On Tue, Mar 16, 1999 at 09:27:24AM -0500, Mark E Drummond wrote:
> The problem is that mail to a non-existant or mispelled address within
> our domain gets sent to the internal hub, which checks it and does not
> find a valid RCPT, and so it sends the email back to the MX. Now the MX,
> instead of bouncing the email back to the sender, it returns it to the
> internal hub, which then sends it back again to the MX.

I had a similar problem with an internal GroupWise host (piece of trash)

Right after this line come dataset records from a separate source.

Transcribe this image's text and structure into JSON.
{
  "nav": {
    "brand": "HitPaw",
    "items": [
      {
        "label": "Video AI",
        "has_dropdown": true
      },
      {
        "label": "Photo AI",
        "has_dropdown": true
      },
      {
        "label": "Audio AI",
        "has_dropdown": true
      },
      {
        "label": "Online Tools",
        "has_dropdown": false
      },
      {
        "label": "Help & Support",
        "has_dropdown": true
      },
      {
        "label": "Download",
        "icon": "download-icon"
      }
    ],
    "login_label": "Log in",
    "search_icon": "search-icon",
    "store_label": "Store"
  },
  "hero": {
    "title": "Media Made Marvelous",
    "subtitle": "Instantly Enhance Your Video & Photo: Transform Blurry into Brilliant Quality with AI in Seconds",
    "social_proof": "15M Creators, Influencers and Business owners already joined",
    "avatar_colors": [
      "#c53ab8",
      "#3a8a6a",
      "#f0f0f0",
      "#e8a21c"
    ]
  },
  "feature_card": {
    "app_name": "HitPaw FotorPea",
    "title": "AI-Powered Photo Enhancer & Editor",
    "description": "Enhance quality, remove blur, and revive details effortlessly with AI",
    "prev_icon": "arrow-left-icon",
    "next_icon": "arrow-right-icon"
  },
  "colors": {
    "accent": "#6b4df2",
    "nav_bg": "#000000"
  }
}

that I had to support.  Because most users use our main domain address
@ndo.navy.mil, and all mail was routed through our 2 qmail hubs, I found
that the most managable solution was to build aliases, common misspellings,
and real locals into a fastforward database on both hubs.  I set this up as
a virtual domain on both hubs, had a .qmail-default catchall look up the
final delivery address, and forward the mail internally to the GW server
using the verified correct address.  This setup killed our previous 100+
errors a month down to 0.  All mail incorrectly addressed (not in the
fastforward tables) is delivered to postmaster for manual routing.  Works
very well.

A side benefit of this design is that as users move, additional hosts are
added, or changes in configurations are made; the address stays the same,
we only have to update the fastforward tables.